3) l’adoption de mesures « préventives » comme la militarisation des grandes villes, des institutions, des hommes les plus exposés du régime (…).
Elle commence par la considération évidente, que c’est l’État, par son comportement, qui garantit et impose le projet global de restructuration et que, par conséquent, en-dehors du rapport classe ouvrière / État, il n’y a pas, comme de reste il n’y a jamais eu, de lutte révolutionnaire.
L’objectif intermédiaire est l’affaiblissement et la crise définitive du régime démocrate-chrétien, prémisse nécessaire pour un « virage historique » vers le communisme.
Le devoir principal de l’action révolutionnaire dans cette phase est donc la plus grande désarticulation politique possible tant du régime, que de l’État. »
On a ici une lecture « informatique », mais il est notable que les Brigades Rouges pour la construction du Parti Communiste Combattant, qui sont le prolongement direct des Brigades Rouges, l’ait abandonné.
C’est que si on observe bien les choses, la lecture n’est que partiellement « informatique ». On voit mal si le « système d’exploitation » c’est l’État ou la Démocratie Chrétienne comme parti politique, voire même les multinationales.
Il y a surtout le problème d’un État qui flotte au-dessus de la réalité.
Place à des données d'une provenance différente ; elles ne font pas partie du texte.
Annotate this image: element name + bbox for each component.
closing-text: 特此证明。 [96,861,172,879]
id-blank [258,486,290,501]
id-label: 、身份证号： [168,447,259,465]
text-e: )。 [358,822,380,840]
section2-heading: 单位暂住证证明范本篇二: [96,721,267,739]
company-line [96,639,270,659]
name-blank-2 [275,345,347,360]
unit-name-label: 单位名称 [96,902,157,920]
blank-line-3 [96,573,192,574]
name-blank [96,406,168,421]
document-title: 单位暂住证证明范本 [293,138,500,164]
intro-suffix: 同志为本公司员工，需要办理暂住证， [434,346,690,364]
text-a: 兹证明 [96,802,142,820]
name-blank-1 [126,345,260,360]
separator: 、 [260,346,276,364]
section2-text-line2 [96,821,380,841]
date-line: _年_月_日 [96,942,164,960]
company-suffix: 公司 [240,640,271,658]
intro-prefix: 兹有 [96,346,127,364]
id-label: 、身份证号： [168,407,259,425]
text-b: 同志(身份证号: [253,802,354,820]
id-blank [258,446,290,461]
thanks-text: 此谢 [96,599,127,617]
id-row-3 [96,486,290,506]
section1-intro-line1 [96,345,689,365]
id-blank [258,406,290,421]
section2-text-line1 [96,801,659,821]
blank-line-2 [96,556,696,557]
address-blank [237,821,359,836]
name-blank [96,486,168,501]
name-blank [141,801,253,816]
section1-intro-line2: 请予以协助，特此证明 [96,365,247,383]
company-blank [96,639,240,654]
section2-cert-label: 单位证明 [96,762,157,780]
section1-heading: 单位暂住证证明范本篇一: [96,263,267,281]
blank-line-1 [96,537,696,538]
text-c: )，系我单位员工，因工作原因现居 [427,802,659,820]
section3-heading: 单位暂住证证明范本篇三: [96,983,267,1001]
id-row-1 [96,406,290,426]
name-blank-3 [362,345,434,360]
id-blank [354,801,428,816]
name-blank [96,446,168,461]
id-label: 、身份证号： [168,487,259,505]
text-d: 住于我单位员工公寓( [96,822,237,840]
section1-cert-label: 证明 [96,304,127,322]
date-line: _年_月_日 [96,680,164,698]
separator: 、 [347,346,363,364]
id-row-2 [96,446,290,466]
C’est là une conception « informatique » où l’État est bien trop virtuel, tel un programme qu’on pourrait désinstaller.
Renato Curcio résoudra l’incohérence de l’approche avec « Gouttes de soleil dans la cité des spectres », en disant que tout cela forme en réalité une « formation sociale » nouvelle, entièrement unifiée. Capitalisme, État et société seraient finalement une seule et même chose.
Le problème est alors réglé : il n’y a plus d’État virtuel, puisque tout est virtuel, la métropole informatisée étant une sorte de gigantesque machinerie posée sur la société. La guérilla sociale totale la supprimerait, mettant à nu le socle économique qui permettrait alors le communisme.
C’est là naturellement une conception « totale » typiquement gauchiste.
Les Brigades Rouges pour la construction du Parti Communiste Combattant réfutèrent une telle option, allant quant à elles dans le sens d’un découpage « informatique » de la réalité.
L’affrontement n’est plus « figé » contre un État impérialiste des multinationales comme « système d’exploitation » établi forment même une « formation sociale », mais un terrain mouvant : le terrain est celui entre révolution et contre-révolution, et par conséquent constamment en mouvement avec programmes et contre-programmes s’alternant et formant la lutte des classes au sens strict.